Les résultats ont effectivement montré que la prévalence de parodontite et les taux sériques moyens de leptine étaient significativement plus élevés chez les patients atteints de migraine chronique que chez les témoins (57,6% vs 36,2%, p = 0,01 et 16,4 vs 7,2 ng/mL, p <0,0001, respectivement). Les patients du groupe migraineux chronique qui ont une parodontite ont des concentrations de leptine significativement plus élevées que les patients migraineux chroniques sans parodontite (19,8 contre 11,8 ng/mL, p <0,0001). Enfin, l’analyse multivariée en régression linéaire a montré que la présence d’une parodontite était un contributeur indépendant à des niveaux de leptine élevés chez les patients migraineux chroniques (R2 = 0,270, p = 0,013).
Commentaires :
Cette étude montre que la maladie parodontale est prévalente chez les patients migraineux chroniques et que lorsqu’elle est présente, elle contribue à des niveaux élevés de leptine sérique, indépendamment des autres facteurs confondants. Par conséquent, il semble que la maladie parodontale, via la leptine, pourrait être impliquée dans le processus de la chronicisation de la migraine.

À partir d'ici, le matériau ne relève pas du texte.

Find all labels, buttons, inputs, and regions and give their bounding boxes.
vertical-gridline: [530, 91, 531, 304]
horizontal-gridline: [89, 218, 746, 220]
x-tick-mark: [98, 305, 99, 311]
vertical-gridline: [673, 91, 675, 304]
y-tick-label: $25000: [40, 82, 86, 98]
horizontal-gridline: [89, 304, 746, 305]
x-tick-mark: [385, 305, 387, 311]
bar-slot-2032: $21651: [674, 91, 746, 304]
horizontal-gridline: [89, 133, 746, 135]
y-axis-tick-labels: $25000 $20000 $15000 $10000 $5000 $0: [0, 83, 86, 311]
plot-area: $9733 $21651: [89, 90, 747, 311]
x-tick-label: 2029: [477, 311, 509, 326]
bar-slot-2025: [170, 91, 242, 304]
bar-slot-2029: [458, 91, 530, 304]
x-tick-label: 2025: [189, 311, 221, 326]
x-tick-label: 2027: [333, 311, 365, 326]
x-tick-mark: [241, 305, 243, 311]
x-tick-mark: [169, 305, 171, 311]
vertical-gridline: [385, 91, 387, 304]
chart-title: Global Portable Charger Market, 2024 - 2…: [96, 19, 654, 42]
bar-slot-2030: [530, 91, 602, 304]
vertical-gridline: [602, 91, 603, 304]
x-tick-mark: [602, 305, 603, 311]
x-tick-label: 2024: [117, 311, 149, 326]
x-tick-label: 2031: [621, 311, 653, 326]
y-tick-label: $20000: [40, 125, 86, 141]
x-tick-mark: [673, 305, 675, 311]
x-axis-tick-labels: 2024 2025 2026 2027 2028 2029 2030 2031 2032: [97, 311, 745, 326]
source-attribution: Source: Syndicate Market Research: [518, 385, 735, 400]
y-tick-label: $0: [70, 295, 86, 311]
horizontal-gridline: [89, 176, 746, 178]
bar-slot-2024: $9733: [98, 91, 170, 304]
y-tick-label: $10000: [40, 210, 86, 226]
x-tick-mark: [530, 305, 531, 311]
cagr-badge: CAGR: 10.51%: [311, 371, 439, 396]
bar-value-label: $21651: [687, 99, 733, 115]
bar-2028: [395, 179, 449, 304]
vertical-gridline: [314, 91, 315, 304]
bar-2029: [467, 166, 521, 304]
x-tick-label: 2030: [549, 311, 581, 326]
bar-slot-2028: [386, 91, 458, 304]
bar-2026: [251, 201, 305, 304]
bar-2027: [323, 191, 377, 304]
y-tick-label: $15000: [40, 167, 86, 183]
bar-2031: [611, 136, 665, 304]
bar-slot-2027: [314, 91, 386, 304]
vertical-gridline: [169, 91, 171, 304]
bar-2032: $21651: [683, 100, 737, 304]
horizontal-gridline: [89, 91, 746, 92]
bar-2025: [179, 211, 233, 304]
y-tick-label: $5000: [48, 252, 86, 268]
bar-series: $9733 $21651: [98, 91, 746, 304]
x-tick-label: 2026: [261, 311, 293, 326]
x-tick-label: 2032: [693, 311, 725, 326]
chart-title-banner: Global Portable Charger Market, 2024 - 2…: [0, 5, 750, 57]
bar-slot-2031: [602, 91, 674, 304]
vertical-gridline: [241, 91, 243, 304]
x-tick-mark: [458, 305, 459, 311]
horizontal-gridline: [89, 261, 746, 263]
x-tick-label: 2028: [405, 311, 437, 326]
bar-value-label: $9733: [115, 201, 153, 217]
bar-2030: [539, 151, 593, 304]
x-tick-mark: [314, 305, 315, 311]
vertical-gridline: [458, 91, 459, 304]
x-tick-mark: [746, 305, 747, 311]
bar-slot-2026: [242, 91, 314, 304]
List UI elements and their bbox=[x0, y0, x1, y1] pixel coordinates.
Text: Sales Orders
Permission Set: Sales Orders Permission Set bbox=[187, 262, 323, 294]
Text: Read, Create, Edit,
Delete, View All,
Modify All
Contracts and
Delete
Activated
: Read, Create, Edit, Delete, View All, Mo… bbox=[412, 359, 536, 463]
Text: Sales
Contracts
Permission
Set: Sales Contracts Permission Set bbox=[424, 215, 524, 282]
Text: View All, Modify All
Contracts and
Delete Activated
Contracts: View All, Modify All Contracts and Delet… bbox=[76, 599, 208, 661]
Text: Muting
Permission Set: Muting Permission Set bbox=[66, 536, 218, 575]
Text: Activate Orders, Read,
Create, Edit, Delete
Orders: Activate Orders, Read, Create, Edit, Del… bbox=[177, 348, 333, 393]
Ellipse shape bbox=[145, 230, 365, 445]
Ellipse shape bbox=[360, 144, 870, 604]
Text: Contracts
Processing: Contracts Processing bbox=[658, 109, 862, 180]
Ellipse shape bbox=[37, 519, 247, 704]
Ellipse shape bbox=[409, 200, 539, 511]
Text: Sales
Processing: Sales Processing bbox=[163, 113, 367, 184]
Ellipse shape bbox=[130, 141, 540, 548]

Le rôle délétère de la leptine n’est également pas nouveau, notamment dans la pathogénèse de certaines maladies cardio-vasculaires : l’hypothèse a déjà été émise que l’augmentation de la concentration sérique de leptine jusqu’à 10 ng/ml pourrait être considérée comme un facteur de risque de maladie cardiovasculaire. Selon ces études, une augmentation des taux sériques de leptine due à la présence d’une maladie parodontale pourrait jouer un rôle dans la déstabilisation de la plaque d’athérome et la survenue d’un infarctus du myocarde/AVC.
On sait que la parodontite peut être traitée efficacement et que la thérapie parodontale a comme conséquence une baisse des taux sériques de leptine. Il serait donc désormais intéressant de suivre ces patients migraineux chroniques et de voir l’évolution de leur état en fonction de la réponse au traitement parodontal.